I have little patience for talkers, and the world’s buried in them, but dreamers who lay it on the line to bring it home are my kind of people. Even when it’s a crazy/bad idea, the guy who summons the guts and drive necessary to force talk into something tangible has my respect; and what I respect most is that after all the work and financial risk, all the emotional investment of hoping and dreaming, they walk into a room and risk a “no.”

These remarkable individuals are also reminders that there’s no such thing as overnight success. My favorite part of the show is the back-story on the inventors, and almost all of them put everything they have into their idea. They quit good jobs, ransack their savings, mortgage their homes, and pour heart and soul into their own long shot. Some are sober as a judge, some are pure eccentrics, but you root for all of them because “quit” isn’t part of their vocabulary.

Someone once said that you’re not a failure until you blame others, and that’s as true a statement as you’ll ever hear.

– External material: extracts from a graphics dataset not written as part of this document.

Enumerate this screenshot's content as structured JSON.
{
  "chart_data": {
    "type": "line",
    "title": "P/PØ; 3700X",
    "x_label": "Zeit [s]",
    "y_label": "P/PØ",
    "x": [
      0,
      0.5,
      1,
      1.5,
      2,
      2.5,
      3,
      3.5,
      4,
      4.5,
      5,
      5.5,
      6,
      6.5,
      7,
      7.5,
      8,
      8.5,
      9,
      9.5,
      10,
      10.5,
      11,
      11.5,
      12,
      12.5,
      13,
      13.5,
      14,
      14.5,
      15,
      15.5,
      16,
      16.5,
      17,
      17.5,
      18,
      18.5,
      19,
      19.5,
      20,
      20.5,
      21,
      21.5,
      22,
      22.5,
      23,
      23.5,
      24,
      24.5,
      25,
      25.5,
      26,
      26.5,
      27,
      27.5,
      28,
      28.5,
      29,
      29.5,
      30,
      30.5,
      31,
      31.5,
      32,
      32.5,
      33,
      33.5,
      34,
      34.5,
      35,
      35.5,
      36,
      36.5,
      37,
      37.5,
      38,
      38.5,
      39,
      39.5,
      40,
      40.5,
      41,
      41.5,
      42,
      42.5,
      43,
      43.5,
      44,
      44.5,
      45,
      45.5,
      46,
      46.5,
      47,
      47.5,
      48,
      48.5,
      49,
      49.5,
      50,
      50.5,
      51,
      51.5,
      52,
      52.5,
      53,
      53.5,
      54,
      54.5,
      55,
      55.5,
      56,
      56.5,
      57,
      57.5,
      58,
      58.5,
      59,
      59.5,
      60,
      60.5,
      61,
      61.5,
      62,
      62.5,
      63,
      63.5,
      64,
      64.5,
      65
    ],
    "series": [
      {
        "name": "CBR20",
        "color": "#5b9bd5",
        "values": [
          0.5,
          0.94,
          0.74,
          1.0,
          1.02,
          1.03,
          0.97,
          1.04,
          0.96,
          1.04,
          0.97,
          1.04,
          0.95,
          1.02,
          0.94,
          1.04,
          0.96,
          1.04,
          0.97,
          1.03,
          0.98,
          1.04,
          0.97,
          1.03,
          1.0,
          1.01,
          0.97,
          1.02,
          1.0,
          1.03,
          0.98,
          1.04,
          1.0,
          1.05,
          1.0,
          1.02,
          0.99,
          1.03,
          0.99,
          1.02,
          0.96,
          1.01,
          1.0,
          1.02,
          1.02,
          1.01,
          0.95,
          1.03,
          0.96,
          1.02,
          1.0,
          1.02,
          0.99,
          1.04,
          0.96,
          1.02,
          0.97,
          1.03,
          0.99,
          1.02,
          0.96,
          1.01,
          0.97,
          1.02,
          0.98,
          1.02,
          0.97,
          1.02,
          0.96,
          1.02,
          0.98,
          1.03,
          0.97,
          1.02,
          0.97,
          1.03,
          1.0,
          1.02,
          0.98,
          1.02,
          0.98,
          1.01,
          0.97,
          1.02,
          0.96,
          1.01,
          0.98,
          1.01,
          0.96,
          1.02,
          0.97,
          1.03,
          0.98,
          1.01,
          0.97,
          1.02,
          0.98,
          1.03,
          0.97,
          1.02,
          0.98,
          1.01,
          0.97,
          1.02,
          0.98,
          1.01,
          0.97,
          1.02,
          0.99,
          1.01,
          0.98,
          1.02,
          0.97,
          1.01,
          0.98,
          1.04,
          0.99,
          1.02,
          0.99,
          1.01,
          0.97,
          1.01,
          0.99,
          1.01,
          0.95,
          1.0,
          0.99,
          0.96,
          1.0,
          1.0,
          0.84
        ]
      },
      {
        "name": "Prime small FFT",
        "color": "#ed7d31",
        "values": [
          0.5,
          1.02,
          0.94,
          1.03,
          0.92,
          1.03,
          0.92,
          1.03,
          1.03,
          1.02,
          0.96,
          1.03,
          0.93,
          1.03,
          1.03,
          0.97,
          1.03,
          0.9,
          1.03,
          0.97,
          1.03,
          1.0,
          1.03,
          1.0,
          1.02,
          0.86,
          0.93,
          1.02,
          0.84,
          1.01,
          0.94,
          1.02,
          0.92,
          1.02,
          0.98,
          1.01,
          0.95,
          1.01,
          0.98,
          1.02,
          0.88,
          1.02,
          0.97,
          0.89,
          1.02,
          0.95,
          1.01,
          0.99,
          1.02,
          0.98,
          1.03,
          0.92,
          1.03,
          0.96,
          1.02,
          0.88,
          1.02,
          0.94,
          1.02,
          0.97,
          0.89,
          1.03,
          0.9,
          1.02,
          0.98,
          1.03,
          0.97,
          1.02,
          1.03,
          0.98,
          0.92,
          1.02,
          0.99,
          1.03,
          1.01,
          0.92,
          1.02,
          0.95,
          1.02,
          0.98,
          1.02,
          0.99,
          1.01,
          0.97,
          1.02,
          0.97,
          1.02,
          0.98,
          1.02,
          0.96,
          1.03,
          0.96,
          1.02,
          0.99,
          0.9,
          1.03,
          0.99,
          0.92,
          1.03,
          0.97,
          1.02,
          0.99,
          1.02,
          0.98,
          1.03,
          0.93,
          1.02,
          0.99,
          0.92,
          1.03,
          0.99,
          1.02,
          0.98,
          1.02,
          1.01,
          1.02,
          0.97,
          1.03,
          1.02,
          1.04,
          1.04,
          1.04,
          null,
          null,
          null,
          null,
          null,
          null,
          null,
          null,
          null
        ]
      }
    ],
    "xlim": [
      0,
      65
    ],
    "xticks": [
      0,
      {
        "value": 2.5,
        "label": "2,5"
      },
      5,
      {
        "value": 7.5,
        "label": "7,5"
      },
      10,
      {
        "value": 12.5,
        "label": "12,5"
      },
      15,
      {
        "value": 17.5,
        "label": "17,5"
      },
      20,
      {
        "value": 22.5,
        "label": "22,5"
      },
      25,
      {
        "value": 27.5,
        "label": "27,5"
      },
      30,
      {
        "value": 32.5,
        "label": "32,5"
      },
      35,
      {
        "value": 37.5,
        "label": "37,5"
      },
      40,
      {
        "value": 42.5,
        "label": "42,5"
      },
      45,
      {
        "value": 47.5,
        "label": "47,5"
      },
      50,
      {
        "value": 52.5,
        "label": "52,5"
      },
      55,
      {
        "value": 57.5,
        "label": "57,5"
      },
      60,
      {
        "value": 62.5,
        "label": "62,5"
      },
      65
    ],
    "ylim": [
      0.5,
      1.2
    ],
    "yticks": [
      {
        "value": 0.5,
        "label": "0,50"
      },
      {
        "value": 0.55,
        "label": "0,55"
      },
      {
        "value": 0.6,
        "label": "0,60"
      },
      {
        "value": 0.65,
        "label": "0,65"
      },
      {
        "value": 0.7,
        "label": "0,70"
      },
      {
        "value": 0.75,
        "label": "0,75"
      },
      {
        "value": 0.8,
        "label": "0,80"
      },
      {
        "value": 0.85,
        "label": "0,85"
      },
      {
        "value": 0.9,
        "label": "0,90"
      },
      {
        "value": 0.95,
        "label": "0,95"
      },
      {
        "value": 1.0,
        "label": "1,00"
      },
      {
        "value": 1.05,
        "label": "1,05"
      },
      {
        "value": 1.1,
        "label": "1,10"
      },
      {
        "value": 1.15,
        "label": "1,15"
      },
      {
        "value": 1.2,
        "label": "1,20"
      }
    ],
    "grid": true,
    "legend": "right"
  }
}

I respect the doers, but those who remain undaunted also have my admiration. And this is a show stocked with those who’ve embraced the uniqueness of a country where you can go for it.

“Pitchmen” should be integrated into a required course in every American high school and college campus. But that will never happen because to put a real face and heart on those living and hoping to live the American Dream undermines decades of victimology, the creation of leftist narcissists through self-esteem minus accomplishment, and the political benefits of class warfare.

For now, at least until the inevitable Very Special Environmental Episode, “Pitchman” is my first must-see television show in years. Without saying so and perhaps without even knowing it, the show not only celebrates the greatness and humanity of our uniquely American capitalist system, but delivers a very real and human look at the freedoms now under siege everywhere the left dominates.